Expertly paired up: how recruiting works today
Magazine Contact #20
Turmoil on the job market
In effect the job market is still ruled by the deepest analogous Middle Ages. The classic job application portfolio occupies undisputed pride of place, career forms on websites are the ultimate in digital sentiments, and even there the traditional personal data sheet and references have to be uploaded. These are then downloaded and printed out in the Human Resources Department.
This process is cumbersome and inefficient. A representative questionnaire carried out by market research institution YouGov establishes that 40 percent of participants had to wait three to six weeks for a response to their application. Over 20 percent did not receive any response at all to more than ten applications – although 59 percent had sent ten or significantly more applications. In the last few years, movement has come into the job market – times are changing. Not least because applicants are no longer supplicants and companies increasingly have to compete for talents. Young start-ups and modern business ideas exploit this situation.
Platforms and apps enter the stage
One example of this is the internet platform Talents Connect. It brings employers and employees together. On the one hand, it alerts applicants to the existence of jobs of which they were completely unaware. On the other, it brings companies into contact with potential employees whom they increasingly rarely reach through traditional channels. The work involved is performed in the background by an algorithm which eclipses even career portals like Xing, Monster and Stepstone.
Talents Connect operates on a similar basis to a dating platform. The potential applicant compiles a personal profile including his interests, qualities, preferences and also things which are important to him in his profession. The advantage is that in this way people are less likely to present themselves as they believe they should present themselves according to the job advertisement.
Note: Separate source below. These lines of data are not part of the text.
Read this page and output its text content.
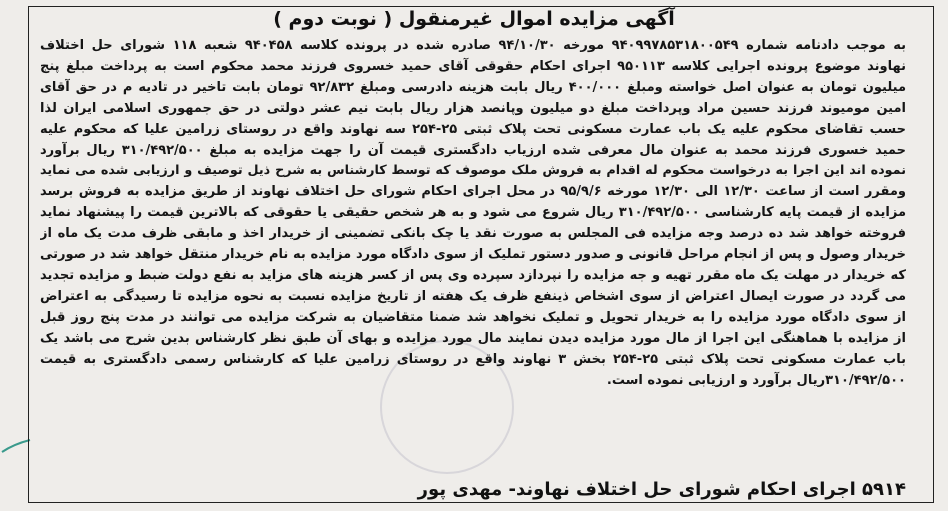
آگهی مزایده اموال غیرمنقول ( نوبت دوم )
به موجب دادنامه شماره ۹۴۰۹۹۷۸۵۳۱۸۰۰۵۴۹ مورخه ۹۴/۱۰/۳۰ صادره شده در پرونده کلاسه ۹۴۰۴۵۸ شعبه ۱۱۸ شورای حل اختلاف
نهاوند موضوع پرونده اجرایی کلاسه ۹۵۰۱۱۳ اجرای احکام حقوقی آقای حمید خسروی فرزند محمد محکوم است به پرداخت مبلغ پنج
میلیون تومان به عنوان اصل خواسته ومبلغ ۴۰۰/۰۰۰ ریال بابت هزینه دادرسی ومبلغ ۹۲/۸۳۲ تومان بابت تاخیر در تادیه م در حق آقای
امین مومیوند فرزند حسین مراد وپرداخت مبلغ دو میلیون وپانصد هزار ریال بابت نیم عشر دولتی در حق جمهوری اسلامی ایران لذا
حسب تقاضای محکوم علیه یک باب عمارت مسکونی تحت پلاک ثبتی ۲۵-۲۵۴ سه نهاوند واقع در روستای زرامین علیا که محکوم علیه
حمید خسوری فرزند محمد به عنوان مال معرفی شده ارزیاب دادگستری قیمت آن را جهت مزایده به مبلغ ۳۱۰/۴۹۲/۵۰۰ ریال برآورد
نموده اند این اجرا به درخواست محکوم له اقدام به فروش ملک موصوف که توسط کارشناس به شرح ذیل توصیف و ارزیابی شده می نماید
ومقرر است از ساعت ۱۲/۳۰ الی ۱۲/۳۰ مورخه ۹۵/۹/۶ در محل اجرای احکام شورای حل اختلاف نهاوند از طریق مزایده به فروش برسد
مزایده از قیمت پایه کارشناسی ۳۱۰/۴۹۲/۵۰۰ ریال شروع می شود و به هر شخص حقیقی یا حقوقی که بالاترین قیمت را پیشنهاد نماید
فروخته خواهد شد ده درصد وجه مزایده فی المجلس به صورت نقد یا چک بانکی تضمینی از خریدار اخذ و مابقی ظرف مدت یک ماه از
خریدار وصول و پس از انجام مراحل قانونی و صدور دستور تملیک از سوی دادگاه مورد مزایده به نام خریدار منتقل خواهد شد در صورتی
که خریدار در مهلت یک ماه مقرر تهیه و جه مزایده را نپردازد سپرده وی پس از کسر هزینه های مزاید به نفع دولت ضبط و مزایده تجدید
می گردد در صورت ایصال اعتراض از سوی اشخاص ذینفع ظرف یک هفته از تاریخ مزایده نسبت به نحوه مزایده تا رسیدگی به اعتراض
از سوی دادگاه مورد مزایده را به خریدار تحویل و تملیک نخواهد شد ضمنا متقاضیان به شرکت مزایده می توانند در مدت پنج روز قبل
از مزایده با هماهنگی این اجرا از مال مورد مزایده دیدن نمایند مال مورد مزایده و بهای آن طبق نظر کارشناس بدین شرح می باشد یک
باب عمارت مسکونی تحت پلاک ثبتی ۲۵-۲۵۴ بخش ۳ نهاوند واقع در روستای زرامین علیا که کارشناس رسمی دادگستری به قیمت
۳۱۰/۴۹۲/۵۰۰ریال برآورد و ارزیابی نموده است.
۵۹۱۴ اجرای احکام شورای حل اختلاف نهاوند- مهدی پور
Besides Talents Connect there are other providers who are starting to revolutionise the applications market. The Truffls app (a product of the creative laboratory of the Axel Springer media group) is a type of dating app for jobseekers. Like the flirt app Tinder, the user can swipe across job advertisements on his smartphone. The poor ones move to the left and are thus deleted. The good ones migrate to the right, the advertising firm automatically receives an anonymous short profile of the user and can – if interested – get in contact. By contrast, provider MobileJob focusses on the other side of the application – the companies. It helps in the search for apprentices and addresses them just where they are: in social media, on the internet in general or by text message. Using a maximum of six questions, important details which are usually not included in applications are clarified in advance, such as driving licence category or willingness to do shift work. The applicant is then reminded of the interview via the same channel. According to MobileJob, it succeeds on average in acquiring five times more qualified applicants for its clients than by traditional means.
Dream couple found!
While older generations still clearly viewed their job as a source of finances and social inclusion, it today has to be “my one and all”. This makes the search for a job more difficult and calls for better resources. The current trend is making a strong move in the direction of online dating. And so just as online matchmaking agency Parship advertises that it loses its clients in pairs – something that they claim makes them extremely happy – it will presumably in future be similar too on the digital job market: dream couple brought together, expertly paired up!